Soon after, the president’s office convened the meeting with INURED and, along with his cabinet members and advisors, applauded the report for its timeliness—the government plans a caravan to the Grand Sud in early July—and for its science-based recommendations that can inform the government’s reconstruction efforts.
“For a long time now we have been operating in the dark without knowing what these communities truly needed,” said Public Works Minister Fritz Caillot.

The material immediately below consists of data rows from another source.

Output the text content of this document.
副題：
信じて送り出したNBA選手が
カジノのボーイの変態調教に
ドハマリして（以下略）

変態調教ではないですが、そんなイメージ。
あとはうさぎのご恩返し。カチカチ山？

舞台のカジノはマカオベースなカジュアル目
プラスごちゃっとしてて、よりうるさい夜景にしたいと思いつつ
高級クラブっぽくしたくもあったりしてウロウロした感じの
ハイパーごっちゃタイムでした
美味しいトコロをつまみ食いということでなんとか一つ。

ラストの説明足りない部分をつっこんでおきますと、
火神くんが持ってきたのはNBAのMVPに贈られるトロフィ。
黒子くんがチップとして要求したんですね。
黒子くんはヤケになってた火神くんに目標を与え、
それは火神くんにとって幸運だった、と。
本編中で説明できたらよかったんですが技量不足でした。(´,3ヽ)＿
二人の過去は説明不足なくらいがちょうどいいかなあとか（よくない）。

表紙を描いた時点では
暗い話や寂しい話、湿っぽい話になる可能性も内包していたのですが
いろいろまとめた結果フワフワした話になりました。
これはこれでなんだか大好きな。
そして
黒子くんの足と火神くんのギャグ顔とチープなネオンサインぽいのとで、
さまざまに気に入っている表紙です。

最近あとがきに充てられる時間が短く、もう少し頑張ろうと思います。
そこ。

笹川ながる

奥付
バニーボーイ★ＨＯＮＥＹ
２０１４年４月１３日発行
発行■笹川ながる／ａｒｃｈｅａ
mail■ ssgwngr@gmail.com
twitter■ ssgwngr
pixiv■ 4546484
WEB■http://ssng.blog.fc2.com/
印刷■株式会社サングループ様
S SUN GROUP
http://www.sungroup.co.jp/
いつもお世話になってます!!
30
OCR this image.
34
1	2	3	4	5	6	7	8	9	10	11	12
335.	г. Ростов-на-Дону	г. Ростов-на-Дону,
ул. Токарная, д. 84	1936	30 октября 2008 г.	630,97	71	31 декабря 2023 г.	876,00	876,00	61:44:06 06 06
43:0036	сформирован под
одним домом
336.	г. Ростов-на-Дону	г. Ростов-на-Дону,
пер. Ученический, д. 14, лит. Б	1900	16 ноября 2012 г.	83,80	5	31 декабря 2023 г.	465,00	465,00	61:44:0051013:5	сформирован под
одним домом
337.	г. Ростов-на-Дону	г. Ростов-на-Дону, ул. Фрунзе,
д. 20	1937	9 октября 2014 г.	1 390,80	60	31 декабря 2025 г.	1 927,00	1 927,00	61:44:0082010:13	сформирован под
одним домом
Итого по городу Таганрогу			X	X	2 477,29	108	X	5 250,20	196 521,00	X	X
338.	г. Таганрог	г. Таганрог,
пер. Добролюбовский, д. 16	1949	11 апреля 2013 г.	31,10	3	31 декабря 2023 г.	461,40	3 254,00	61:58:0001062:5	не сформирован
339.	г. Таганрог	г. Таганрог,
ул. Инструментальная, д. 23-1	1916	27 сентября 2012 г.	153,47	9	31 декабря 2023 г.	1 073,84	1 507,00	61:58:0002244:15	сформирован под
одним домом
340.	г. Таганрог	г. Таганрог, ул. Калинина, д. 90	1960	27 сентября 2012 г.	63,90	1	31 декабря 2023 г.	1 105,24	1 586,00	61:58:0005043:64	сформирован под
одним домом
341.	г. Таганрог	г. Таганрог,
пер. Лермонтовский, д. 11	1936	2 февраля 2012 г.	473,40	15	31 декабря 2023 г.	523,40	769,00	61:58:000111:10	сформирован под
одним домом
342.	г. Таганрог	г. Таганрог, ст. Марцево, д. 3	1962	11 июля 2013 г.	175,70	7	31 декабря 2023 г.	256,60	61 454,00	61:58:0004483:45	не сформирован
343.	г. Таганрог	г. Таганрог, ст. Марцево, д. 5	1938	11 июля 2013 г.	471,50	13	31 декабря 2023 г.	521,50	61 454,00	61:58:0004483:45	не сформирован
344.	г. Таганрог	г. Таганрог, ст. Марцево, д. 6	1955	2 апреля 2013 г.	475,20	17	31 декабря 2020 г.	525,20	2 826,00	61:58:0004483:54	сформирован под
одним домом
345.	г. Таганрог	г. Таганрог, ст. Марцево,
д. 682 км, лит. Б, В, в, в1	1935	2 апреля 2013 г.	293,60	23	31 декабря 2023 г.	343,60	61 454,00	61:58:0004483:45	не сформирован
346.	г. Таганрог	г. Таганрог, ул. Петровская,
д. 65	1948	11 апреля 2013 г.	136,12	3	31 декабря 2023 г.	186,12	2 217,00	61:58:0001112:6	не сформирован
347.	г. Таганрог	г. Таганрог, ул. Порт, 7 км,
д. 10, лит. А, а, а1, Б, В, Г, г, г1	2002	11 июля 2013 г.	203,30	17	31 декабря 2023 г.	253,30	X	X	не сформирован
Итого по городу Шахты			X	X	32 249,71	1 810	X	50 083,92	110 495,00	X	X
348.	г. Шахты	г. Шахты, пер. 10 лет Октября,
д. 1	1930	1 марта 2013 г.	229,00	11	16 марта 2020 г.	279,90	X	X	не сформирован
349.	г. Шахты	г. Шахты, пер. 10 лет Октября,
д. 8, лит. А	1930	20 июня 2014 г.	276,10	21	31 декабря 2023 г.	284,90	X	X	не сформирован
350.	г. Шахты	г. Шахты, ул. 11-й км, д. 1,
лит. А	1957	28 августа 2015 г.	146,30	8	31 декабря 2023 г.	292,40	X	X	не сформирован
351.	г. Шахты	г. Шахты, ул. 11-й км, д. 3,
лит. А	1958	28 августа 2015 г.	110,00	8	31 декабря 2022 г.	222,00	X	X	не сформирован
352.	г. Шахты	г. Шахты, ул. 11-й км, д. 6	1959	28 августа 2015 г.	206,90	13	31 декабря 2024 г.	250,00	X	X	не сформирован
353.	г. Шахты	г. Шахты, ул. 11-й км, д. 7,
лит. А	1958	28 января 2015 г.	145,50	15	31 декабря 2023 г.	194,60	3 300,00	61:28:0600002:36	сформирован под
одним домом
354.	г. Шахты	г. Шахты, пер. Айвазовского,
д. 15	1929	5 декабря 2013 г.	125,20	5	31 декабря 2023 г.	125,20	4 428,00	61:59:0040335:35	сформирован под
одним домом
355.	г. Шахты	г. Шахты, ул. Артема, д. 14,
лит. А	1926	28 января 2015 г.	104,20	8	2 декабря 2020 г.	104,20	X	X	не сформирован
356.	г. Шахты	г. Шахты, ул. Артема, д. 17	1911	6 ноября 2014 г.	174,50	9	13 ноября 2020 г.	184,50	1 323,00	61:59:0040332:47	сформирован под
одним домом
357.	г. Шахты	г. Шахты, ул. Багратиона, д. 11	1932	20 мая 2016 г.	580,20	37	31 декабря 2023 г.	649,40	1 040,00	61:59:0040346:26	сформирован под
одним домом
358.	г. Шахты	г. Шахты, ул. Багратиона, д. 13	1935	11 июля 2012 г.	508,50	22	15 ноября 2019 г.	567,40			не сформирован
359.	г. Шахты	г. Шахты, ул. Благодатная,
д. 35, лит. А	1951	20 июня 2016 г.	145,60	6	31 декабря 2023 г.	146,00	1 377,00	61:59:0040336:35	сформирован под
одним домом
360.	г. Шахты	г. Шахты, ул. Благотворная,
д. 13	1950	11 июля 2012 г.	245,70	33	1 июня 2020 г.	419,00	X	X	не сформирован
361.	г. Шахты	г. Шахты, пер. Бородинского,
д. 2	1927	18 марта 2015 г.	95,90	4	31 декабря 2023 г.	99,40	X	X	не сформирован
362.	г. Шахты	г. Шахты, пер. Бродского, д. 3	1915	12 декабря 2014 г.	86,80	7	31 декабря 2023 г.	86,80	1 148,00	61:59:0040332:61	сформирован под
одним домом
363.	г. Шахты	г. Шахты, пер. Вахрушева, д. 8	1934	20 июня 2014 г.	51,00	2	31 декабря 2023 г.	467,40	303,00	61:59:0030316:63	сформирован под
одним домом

Marie Gréta Roy Clément, the minister of health, noted the study provided an in-depth understanding of post-disaster vulnerability to health hazards. “We have heard reports of the skin diseases that emerged after the disaster, but we never understood the proportion and the depth of the problem,” she said.
In addition to the establishment of mini health clinics, free schooling for victims and access to potable water, the report’s recommendations include establishing agricultural banks to provide loans to local farmers and other organizations, hiring agricultural extension workers and veterinarians to revitalize crop production and animal husbandry, collaborating with agronomists to identify solutions for pest threats to agriculture and livestock, and securing commitments from international organizations and NGOs to use local materials and local professionals in their rebuilding projects.
In signaling the importance of having sound data informed by local realities, President Moïse implicitly embraced INURED’s chief mission, which is to groom new leaders in Haiti who can research its many pressing social and economic issues and guide public policy to resolve them. As Marcelin, who co-founded INURED in 2007 and serves as its chancellor, has long noted, disaster-prone Haiti has relied too long on the unstudied, quick fixes of international aide to resolve its problems.
“In an ideal world, research should be conducive to the development of public policies and social interventions,” said Cela, who joined INURED after the 2010 earthquake. “It appears that there is the intent from many actors in Haiti to do just that. Both the central and local governments now have a report that can orient the reconstruction of the Grand Sud. Let’s hope that this is a shift of paradigm in the way Haitian society responds to community vulnerabilities and disasters.”